No answer. “Hotsuma?” I stopped in my tracks.
Still nothing.
The objects piled up around me—furniture, trinkets, things I couldn’t even recognize. I used them for balance as I made my way forward. My light caught on gems, silver, and gold, casting tiny rainbows across the walls.
“Last time I saw precious metals like this was when Cranky Hank used a gem-encrusted to comb the lice of his pet rompo.”
Then I found it—a heavy, grainy door at the end of the hall, scuffed and adorned with designs. It looked almost too big to open, but when a breath of air moved it, I stepped inside without thinking.

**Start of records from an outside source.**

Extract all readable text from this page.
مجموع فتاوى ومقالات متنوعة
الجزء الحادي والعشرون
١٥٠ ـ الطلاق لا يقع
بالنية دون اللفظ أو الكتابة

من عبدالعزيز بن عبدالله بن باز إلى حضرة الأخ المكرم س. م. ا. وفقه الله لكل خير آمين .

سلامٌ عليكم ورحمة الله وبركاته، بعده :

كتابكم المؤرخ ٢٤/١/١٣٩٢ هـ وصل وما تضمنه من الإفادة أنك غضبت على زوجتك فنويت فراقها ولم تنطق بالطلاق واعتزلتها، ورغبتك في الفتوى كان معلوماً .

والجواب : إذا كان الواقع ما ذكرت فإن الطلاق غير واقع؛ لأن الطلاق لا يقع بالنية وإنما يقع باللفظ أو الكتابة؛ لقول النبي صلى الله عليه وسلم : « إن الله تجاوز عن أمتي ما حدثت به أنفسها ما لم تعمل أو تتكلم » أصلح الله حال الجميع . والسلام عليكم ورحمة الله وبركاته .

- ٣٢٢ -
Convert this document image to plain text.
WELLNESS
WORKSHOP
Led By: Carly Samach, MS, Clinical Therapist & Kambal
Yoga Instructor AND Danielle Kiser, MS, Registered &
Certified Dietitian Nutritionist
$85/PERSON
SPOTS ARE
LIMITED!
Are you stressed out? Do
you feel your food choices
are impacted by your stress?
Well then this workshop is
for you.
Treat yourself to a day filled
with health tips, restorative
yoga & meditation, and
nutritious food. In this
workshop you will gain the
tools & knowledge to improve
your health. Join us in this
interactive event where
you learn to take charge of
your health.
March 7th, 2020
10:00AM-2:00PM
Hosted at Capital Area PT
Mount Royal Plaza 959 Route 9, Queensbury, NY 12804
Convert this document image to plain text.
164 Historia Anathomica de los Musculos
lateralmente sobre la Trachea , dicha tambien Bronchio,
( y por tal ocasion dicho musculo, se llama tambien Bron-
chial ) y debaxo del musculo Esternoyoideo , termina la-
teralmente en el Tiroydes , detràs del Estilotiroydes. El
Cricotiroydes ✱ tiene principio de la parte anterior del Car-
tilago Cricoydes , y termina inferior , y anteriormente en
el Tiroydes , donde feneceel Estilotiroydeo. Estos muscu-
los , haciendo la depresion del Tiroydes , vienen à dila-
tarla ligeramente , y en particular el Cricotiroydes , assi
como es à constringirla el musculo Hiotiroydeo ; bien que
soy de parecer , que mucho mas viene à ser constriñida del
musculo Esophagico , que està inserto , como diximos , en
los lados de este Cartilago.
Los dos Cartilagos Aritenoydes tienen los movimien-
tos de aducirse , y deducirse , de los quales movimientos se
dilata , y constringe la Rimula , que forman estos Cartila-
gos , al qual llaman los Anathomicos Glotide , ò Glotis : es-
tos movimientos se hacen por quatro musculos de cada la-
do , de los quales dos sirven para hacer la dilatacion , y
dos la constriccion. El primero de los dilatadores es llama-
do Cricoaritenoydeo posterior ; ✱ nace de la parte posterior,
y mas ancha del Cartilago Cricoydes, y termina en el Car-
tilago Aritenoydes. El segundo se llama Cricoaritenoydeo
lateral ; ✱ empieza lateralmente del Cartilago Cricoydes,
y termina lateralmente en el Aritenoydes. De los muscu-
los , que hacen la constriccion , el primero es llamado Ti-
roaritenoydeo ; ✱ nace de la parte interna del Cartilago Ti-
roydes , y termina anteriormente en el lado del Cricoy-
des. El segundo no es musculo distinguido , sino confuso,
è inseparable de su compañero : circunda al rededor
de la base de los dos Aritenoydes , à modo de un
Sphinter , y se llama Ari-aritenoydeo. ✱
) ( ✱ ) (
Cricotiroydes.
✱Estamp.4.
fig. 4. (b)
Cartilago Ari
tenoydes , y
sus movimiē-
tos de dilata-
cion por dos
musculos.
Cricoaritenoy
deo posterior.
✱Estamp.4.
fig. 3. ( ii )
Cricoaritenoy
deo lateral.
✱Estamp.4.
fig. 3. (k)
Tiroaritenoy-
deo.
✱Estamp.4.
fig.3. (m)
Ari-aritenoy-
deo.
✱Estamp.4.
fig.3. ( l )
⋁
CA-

I don’t remember what I saw before I blacked out. Only the faint sound of jewelry clinking in the stillness.
Chapter 2 - Grootslang
RUBI
“I’m almost to the top,” I said, looking up. Using a crevasse in between two boulders, smashed together over time, I lurch myself the final aching few inches to the top. Finally, arriving at the top, I placed my palms on the ground above me and was able to wiggle the rest of myself up.
As my field of vision rose, I pull myself onto stable, wonderful, earth. “I’m so happy to be on something solid,” I breath heavily into the mic.
Laying for a moment in exhaustion staring at the sky, the realization slowly sunk in.
That wasn’t the actual hard part. Now I try not to get eaten.
I was, thankfully, on my feet now. The air is dangerously thin here, but after what felt like enough time, I adjusted my breathing and continued. This place honestly is barren; there were few plants and far as the eye could see there was mist covering my view of the sky except for other mountain peaks like this one.